Conflitos da fé, arte e ciência
Uma das marcas mais «traumáticas» da relação entre a fé cristã e a cultura, ao longo dos últimos três ou quatro séculos é, sem dúvida, o conflito entre fé, ciência e arte. O momento cultural actual, após a superação de posições extremas, quer da ciência, quer da arte, quer da própria Igreja, parece propício à recuperação do diálogo entre essas actividades humanas fundamentais.
A ciência, após o abandono das suas pretensões totalizantes e absolutas, encontra-se cada vez mais aberta à sua integração numa perspectiva mais abrangente da realidade, sem perder a sua legítima autonomia de funcionamento. A arte, após um percurso sinuoso pela destruição e metamorfose de toda a herança cultural, está cada vez mais consciente da sua relação com essa tradição, assim como com a dimensão religiosa do ser humano, percorrendo cada vez mais caminhos explícitos de transcendência. Por seu turno, a Igreja assumiu claramente o facto de que a fé cristã não precisa de entrar em conflito directo com essas actividades, naquilo em que a respectiva autonomia o justifica. O respeito por essa autonomia não contradiz a atitude crente, pois trata-se de dimensões diferentes da actividade humana.

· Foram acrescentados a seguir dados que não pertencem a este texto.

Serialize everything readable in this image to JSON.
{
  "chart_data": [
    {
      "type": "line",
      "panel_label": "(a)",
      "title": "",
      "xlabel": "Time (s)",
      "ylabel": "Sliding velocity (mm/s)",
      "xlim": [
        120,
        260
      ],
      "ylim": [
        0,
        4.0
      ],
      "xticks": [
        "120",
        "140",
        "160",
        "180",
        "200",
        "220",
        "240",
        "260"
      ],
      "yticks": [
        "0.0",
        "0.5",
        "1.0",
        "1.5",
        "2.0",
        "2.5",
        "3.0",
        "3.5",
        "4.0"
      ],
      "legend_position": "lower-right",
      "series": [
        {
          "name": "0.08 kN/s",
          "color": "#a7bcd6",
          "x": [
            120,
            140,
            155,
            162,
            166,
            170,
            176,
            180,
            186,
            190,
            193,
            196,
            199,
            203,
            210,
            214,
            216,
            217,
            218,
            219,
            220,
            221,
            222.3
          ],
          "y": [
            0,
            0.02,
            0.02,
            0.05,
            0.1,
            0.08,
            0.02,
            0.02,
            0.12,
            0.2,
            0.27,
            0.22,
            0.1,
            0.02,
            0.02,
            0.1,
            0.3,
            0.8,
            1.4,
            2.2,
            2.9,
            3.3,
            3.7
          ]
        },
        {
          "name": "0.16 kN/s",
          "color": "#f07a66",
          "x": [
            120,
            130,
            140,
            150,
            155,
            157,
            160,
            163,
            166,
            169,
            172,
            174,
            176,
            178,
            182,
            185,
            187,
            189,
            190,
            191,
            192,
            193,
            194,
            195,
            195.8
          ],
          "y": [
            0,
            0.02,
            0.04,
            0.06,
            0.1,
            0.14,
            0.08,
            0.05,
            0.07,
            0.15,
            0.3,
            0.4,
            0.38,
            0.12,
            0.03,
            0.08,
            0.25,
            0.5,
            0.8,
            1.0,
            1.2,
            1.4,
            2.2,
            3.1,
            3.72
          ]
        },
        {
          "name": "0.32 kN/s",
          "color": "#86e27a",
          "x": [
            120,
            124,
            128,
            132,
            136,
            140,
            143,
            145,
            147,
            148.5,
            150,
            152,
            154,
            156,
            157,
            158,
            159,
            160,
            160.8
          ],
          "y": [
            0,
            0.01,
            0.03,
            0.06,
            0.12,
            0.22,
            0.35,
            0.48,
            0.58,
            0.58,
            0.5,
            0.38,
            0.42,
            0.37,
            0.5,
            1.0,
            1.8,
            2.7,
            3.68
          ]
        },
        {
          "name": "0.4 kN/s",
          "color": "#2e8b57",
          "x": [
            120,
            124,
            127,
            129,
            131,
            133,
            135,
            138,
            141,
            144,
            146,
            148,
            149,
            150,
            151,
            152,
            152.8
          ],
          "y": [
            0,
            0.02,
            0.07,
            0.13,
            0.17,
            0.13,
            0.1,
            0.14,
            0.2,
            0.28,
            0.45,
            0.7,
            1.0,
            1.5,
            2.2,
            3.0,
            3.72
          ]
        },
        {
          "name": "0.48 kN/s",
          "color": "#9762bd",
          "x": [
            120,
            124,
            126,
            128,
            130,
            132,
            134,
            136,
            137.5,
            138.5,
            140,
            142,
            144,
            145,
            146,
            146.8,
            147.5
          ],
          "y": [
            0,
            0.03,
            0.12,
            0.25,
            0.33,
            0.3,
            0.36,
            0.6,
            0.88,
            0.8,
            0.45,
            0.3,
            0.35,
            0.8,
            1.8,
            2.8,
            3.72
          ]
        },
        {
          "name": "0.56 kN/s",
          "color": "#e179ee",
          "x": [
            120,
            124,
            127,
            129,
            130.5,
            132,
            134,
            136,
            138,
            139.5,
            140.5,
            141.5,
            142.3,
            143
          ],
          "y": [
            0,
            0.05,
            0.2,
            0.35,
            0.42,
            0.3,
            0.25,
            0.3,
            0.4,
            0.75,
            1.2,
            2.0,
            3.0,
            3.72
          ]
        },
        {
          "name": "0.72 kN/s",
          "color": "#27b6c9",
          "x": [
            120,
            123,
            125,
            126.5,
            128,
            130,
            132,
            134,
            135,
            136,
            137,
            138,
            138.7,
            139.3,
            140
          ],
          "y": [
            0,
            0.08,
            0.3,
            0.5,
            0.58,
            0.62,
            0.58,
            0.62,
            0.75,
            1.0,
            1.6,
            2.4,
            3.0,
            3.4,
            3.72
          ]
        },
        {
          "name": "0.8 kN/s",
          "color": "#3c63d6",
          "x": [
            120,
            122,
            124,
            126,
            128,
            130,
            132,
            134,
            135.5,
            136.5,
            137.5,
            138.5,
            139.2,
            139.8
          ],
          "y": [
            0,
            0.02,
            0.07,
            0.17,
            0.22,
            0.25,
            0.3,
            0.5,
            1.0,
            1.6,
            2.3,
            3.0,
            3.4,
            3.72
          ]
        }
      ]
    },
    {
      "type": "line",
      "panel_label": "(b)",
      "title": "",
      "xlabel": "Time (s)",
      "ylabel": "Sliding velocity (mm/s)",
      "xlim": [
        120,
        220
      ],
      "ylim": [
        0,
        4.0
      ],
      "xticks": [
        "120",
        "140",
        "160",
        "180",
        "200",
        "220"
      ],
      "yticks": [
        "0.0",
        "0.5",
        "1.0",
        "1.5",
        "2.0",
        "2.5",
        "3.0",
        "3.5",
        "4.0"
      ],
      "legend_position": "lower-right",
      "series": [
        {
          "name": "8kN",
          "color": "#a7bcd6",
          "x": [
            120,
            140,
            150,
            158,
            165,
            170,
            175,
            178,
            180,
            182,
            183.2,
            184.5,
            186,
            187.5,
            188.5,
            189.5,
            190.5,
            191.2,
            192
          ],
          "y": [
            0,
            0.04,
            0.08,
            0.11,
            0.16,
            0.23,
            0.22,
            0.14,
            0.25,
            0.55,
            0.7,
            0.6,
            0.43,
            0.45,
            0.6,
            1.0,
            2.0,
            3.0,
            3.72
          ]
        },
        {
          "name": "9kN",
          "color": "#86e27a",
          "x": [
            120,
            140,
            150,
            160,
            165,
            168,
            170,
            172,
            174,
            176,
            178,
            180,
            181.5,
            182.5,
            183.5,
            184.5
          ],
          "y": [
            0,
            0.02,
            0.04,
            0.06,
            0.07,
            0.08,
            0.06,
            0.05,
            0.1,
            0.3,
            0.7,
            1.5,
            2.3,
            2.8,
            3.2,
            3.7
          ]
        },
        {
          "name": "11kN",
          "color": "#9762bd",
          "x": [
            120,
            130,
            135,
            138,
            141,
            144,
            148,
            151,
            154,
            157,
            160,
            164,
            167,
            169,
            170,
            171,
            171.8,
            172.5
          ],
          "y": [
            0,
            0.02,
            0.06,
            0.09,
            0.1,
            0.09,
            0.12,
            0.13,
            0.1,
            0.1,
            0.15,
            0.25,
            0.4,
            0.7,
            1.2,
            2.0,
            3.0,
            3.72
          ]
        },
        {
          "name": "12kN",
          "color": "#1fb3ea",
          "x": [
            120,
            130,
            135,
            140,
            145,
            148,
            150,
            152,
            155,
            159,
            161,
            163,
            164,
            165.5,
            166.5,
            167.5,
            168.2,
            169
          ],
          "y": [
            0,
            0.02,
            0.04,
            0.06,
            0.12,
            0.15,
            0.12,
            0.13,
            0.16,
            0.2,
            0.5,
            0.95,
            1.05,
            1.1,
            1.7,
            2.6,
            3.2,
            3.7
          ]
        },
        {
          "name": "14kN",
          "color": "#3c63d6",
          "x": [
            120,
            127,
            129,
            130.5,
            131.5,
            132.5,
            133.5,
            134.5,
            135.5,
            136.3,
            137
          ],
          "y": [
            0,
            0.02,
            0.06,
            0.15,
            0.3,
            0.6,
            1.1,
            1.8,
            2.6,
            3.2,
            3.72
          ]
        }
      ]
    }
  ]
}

Por outro lado, cada vez mais a fé cristã se torna consciente de que não pode ausentar-se da relação quotidiana com essas – e outras – actividades, uma vez que elas fazem parte da vida dos seres humanos e esta não pode separar-se da dimensão religiosa ou da atitude crente. Um dos grandes desafios da cultura actual à transmissão da fé consiste, precisamente, na necessidade de relacionar de modo fértil a vivência da fé com essas realizações culturais que são, sem dúvida, das mais profundas que uma cultura pode conhecer, a ponto de serem, muitas vezes, identificadas com a própria cultura. A transmissão da fé terá que, por um lado, aprender com o contributo de todos os humanos que se dedicam a essas actividades e, por outro lado, deverá orientá-las para a sua verdadeira finalidade, colocando-as ao serviço da humanização de todos os seres humanos e, desse modo, ao serviço da construção do Reino de Deus.